Score:1

Deterministic salt for KDF

cn flag

What would be recommended way to make deterministic password based file encryption?

I can use SIV mode, but KDF (like Argon) takes salt for which I could use SIV tag, but I cannot make it because I need key first.

I could use hash of file contents as salt, but that would make it 3-pass. If I would use some other single pass authenticated mode with IV generated with KDF, it would be 2-pass. Is there a better way?

EDIT: I changed my question (HKDF to KDF). I actually meant KDF generally (I had something like Argon in mind, not HKDF).

kelalaka avatar
in flag
Why not prepend the random salt to the encrypted file?
cn flag
@kelalaka You cannot, if you don't have reliable random/unique source.
kelalaka avatar
in flag
It is not you cannot, it is I cannot since you don't have a random/unique source.... You should detail more about your constraints...
cn flag
@kelalaka Constraint is it has to be determistic encryption.
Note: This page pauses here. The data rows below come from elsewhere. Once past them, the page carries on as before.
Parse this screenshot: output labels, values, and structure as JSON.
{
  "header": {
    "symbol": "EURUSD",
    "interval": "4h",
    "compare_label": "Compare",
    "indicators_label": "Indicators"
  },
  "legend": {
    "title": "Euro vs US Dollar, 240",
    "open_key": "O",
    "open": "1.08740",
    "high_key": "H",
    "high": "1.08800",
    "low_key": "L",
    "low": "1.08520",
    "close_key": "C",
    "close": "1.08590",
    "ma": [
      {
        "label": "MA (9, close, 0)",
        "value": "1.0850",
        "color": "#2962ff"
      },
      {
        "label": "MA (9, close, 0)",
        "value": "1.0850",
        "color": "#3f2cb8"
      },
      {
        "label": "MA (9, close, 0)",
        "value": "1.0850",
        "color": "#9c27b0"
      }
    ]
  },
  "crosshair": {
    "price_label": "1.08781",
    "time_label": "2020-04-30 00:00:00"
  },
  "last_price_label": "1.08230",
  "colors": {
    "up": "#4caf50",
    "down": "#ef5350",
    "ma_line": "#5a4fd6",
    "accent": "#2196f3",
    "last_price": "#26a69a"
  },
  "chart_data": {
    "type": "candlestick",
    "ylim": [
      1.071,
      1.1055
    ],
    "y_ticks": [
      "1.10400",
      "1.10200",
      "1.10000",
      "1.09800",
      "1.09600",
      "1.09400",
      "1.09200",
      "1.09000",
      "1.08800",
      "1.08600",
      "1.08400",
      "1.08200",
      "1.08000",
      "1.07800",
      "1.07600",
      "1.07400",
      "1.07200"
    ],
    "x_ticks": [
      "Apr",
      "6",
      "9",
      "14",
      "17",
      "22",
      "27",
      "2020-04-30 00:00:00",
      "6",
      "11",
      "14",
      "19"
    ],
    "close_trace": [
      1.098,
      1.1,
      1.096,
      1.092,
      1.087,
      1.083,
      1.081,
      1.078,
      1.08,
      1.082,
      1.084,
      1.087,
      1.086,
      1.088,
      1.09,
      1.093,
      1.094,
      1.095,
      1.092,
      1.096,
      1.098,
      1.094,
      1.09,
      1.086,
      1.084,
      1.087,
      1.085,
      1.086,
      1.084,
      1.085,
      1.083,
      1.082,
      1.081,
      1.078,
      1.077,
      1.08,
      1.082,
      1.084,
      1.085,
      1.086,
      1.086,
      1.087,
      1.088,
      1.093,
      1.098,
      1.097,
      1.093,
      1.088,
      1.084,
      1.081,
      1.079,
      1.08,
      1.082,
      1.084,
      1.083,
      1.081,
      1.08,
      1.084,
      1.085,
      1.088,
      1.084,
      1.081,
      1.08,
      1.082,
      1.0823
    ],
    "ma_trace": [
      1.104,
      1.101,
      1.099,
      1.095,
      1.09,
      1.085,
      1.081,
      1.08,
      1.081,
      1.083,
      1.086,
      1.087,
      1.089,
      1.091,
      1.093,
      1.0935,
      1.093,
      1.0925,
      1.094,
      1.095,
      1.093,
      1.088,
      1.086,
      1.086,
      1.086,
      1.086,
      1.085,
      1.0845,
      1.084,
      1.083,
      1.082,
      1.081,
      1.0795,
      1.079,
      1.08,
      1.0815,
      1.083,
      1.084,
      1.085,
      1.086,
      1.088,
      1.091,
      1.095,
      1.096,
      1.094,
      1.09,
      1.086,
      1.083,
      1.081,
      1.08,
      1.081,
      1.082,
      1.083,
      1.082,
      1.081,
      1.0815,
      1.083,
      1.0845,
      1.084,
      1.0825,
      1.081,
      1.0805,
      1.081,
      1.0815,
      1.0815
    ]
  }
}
It is more theoretical question as fallback in case I have limited or unreliable environment.
Marc Ilunga avatar
tr flag
It seems more details on what is the goal and what has been tried is needed. HKDF supports fix salts and that is a secure KDF via indifferentiability. Also, care must be taken with how the salt is generated. A file depend salt means the attacker has potential control over the salt in a CPA setting.
cn flag
@MarcIlunga Can attacker controlling salt make it worse than no salt?
Score:1
in flag

HKDF doesn't require a salt. It does make the HKDF stronger, but in principle you can just use it without salt (or, if you're not sure, with an unreliable salt).

The salt is mainly there required when password-based encryption is used to protect against rainbow tables and identifying identical passwords. However, in this case with SIV mode you'd only be able to reliably detect identical files encrypted with the same password. The main problem seems to be the password based encryption itself.
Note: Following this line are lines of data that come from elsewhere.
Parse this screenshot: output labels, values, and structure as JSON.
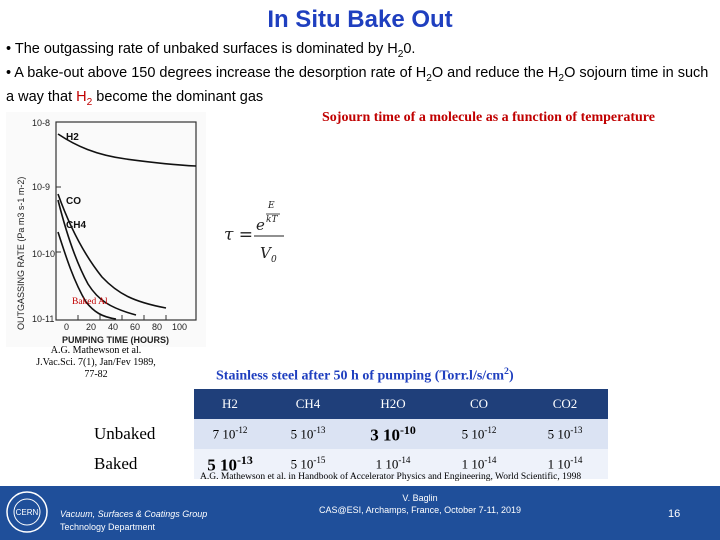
{
  "slide": {
    "title": "In Situ Bake Out",
    "bullet1": {
      "text": "• The outgassing rate of unbaked surfaces is dominated by H",
      "sub": "2",
      "tail": "0."
    },
    "bullet2": {
      "p1": "• A bake-out above 150 degrees increase the desorption rate of H",
      "s1": "2",
      "p2": "O and reduce the H",
      "s2": "2",
      "p3": "O sojourn time in such a way that ",
      "red_text": "H",
      "red_sub": "2",
      "red_tail": " become the dominant gas"
    },
    "subtitle": "Sojourn time of a molecule as a function of temperature"
  },
  "figure": {
    "curve_labels": [
      "H2",
      "CO",
      "CH4"
    ],
    "annotation": "Baked Al",
    "y_axis_label": "OUTGASSING RATE (Pa m3 s-1 m-2)",
    "y_ticks": [
      "10-8",
      "10-9",
      "10-10",
      "10-11"
    ],
    "x_ticks": [
      "0",
      "20",
      "40",
      "60",
      "80",
      "100"
    ],
    "x_axis_label": "PUMPING TIME (HOURS)",
    "reference_line1": "A.G. Mathewson et al.",
    "reference_line2": "J.Vac.Sci. 7(1), Jan/Fev 1989, 77-82"
  },
  "formula": {
    "lhs": "τ =",
    "numerator_base": "e",
    "exp_top": "E",
    "exp_bottom": "kT",
    "denominator": "V",
    "denominator_sub": "0"
  },
  "table": {
    "caption": "Stainless steel after 50 h of pumping (Torr.l/s/cm",
    "caption_sup": "2",
    "caption_tail": ")",
    "columns": [
      "H2",
      "CH4",
      "H2O",
      "CO",
      "CO2"
    ],
    "rows": [
      {
        "label": "Unbaked",
        "values": [
          {
            "base": "7 10",
            "exp": "-12"
          },
          {
            "base": "5 10",
            "exp": "-13"
          },
          {
            "base": "3 10",
            "exp": "-10"
          },
          {
            "base": "5 10",
            "exp": "-12"
          },
          {
            "base": "5 10",
            "exp": "-13"
          }
        ]
      },
      {
        "label": "Baked",
        "values": [
          {
            "base": "5 10",
            "exp": "-13"
          },
          {
            "base": "5 10",
            "exp": "-15"
          },
          {
            "base": "1 10",
            "exp": "-14"
          },
          {
            "base": "1 10",
            "exp": "-14"
          },
          {
            "base": "1 10",
            "exp": "-14"
          }
        ]
      }
    ],
    "reference": "A.G. Mathewson et al. in Handbook of Accelerator Physics and Engineering, World Scientific, 1998"
  },
  "footer": {
    "logo_text": "CERN",
    "left_line1": "Vacuum, Surfaces & Coatings Group",
    "left_line2": "Technology Department",
    "center_line1": "V. Baglin",
    "center_line2": "CAS@ESI, Archamps, France, October 7-11, 2019",
    "page_number": "16"
  },
  "colors": {
    "title": "#1f3fbf",
    "highlight": "#c00000",
    "footer_bg": "#1f4f9a",
    "table_header": "#1f3f7a"
  }
}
Personally I would try and use asymmetric cryptography for this: encrypt the file using a public key (hybrid cryptography, encrypting or deriving a random AES key for each file) and protect the private key using a password and a real random salt. Then you can store the well-protected private key somewhere next to the file (or, preferably, somewhere more secure). You'd also not have to perform the PBKDF for each file, once you have the private key in memory.
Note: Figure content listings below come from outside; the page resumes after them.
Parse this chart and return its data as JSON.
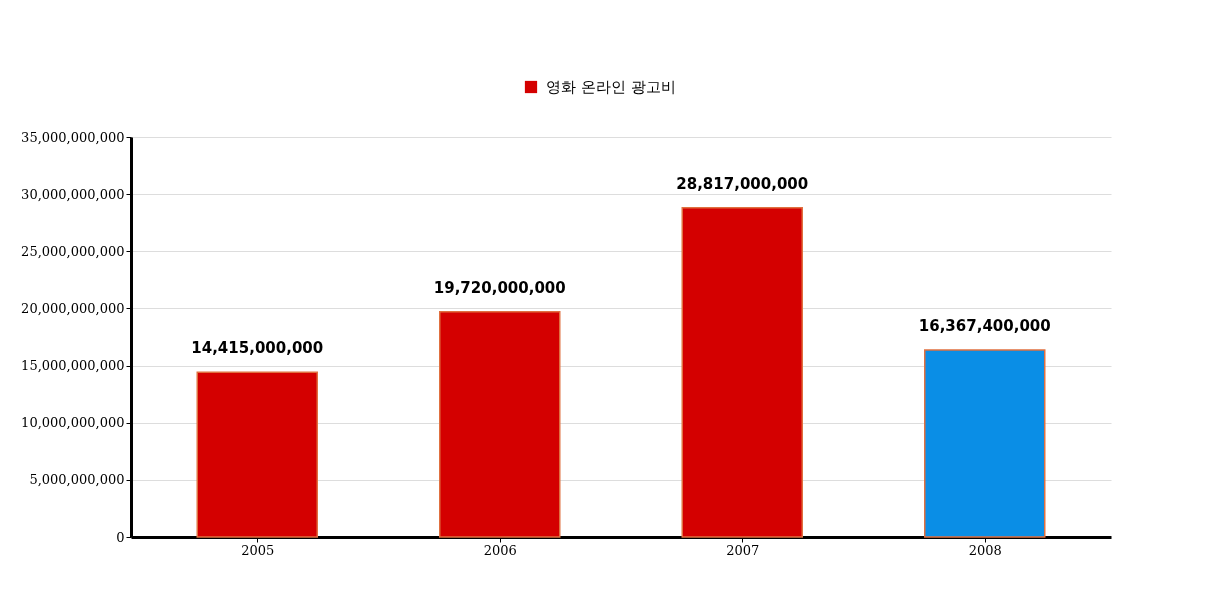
{
  "chart_data": {
    "type": "bar",
    "categories": [
      "2005",
      "2006",
      "2007",
      "2008"
    ],
    "series": [
      {
        "name": "영화 온라인 광고비",
        "color": "#d40000",
        "colors": [
          "#d40000",
          "#d40000",
          "#d40000",
          "#0a8ee6"
        ],
        "values": [
          14415000000,
          19720000000,
          28817000000,
          16367400000
        ],
        "value_labels": [
          "14,415,000,000",
          "19,720,000,000",
          "28,817,000,000",
          "16,367,400,000"
        ]
      }
    ],
    "ylim": [
      0,
      35000000000
    ],
    "yticks": [
      {
        "value": 0,
        "label": "0"
      },
      {
        "value": 5000000000,
        "label": "5,000,000,000"
      },
      {
        "value": 10000000000,
        "label": "10,000,000,000"
      },
      {
        "value": 15000000000,
        "label": "15,000,000,000"
      },
      {
        "value": 20000000000,
        "label": "20,000,000,000"
      },
      {
        "value": 25000000000,
        "label": "25,000,000,000"
      },
      {
        "value": 30000000000,
        "label": "30,000,000,000"
      },
      {
        "value": 35000000000,
        "label": "35,000,000,000"
      }
    ],
    "grid": "y",
    "legend": "top"
  }
}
Beware that many asymmetric algorithms are not secure against a full fledged quantum computer. So you might want to have another look if you want to protect your files against adversaries in the long term.

It should also be noted that, given a public key, anybody is able to encrypt. That could be a problem as an adversary may, for instance, swap or insert ciphertext without having a key.


Note that, if you remove time from the equation, that the full path is usually unique for each file. So if you'd hash that you'd have a pretty good deterministic salt - which you could also mix with a non-reliable salt. You should probably still store the salt as not to make decryption rely on that full path.

cn flag
I changed my question. I actually meant KDF generally (I had something like Argon in mind not HKDF), but I think it does not make any difference.
Maarten Bodewes avatar
in flag
Hmm, that's debatable. HKDF is a key based KDF (KBKDF) while Argon is a password based KDF (PBKDF). For HKDF a salt enhances security (and many KDF's don't accept a salt as explicit / separate input parameter), while for a PBKDF a salt is a necessary parameter.
cn flag
Using some unreliable salt like some poor jitter or coarse timestamp or file path still seems reasonable protection against rainbow tables. Although I still kinda like idea of hashing file contents and using some single pass to encrypt, if files are small enough.